# Sick wcmm?



## sphynx (Dec 17, 2013)

Hey, 
So ive got a tank with 9 white cloud mountain minnows. I have heard that they rarely go to the bottom region of the tank. When I first got them, they were always near the top as expected, picking food off the top of the tank. Now, they're all floating around the bottom, not so much schooling all that much, still play with each other, and only really eat the food that falls down to their level of sight. 

This isn't the first time this has happened. I had them in a smaller 10 gal and they were doing the same thing. My tank is fully cycled, lots of floating plants, no substrate, canister filter, light and all. 
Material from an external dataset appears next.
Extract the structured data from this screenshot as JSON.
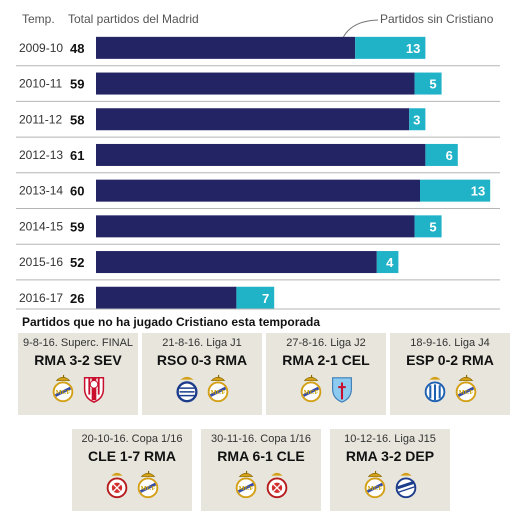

Is it possible that they are hanging around the bottom of the tank because that's where all the extra food falls? Because to be honest, it's quite a pain to clean up every single little pellet that drops. And it's just not possible. I try to do what I can, but only end up getting a bit. 
Can aanyone provide any input as to why they aren't at the top anymore? They look fine, play fine, but are at the bottom and not really schooling that much. 
Thanks!


----------



## bob123 (Dec 31, 2009)

I have had many schools of wcmm and was having the same problem then I was told to keep them in a tank without a heater just room temperature and they did just fine.


----------



## sphynx (Dec 17, 2013)

My tank is lower than room temp actually, like 18 C. Today they were slightly better. Weird though.


----------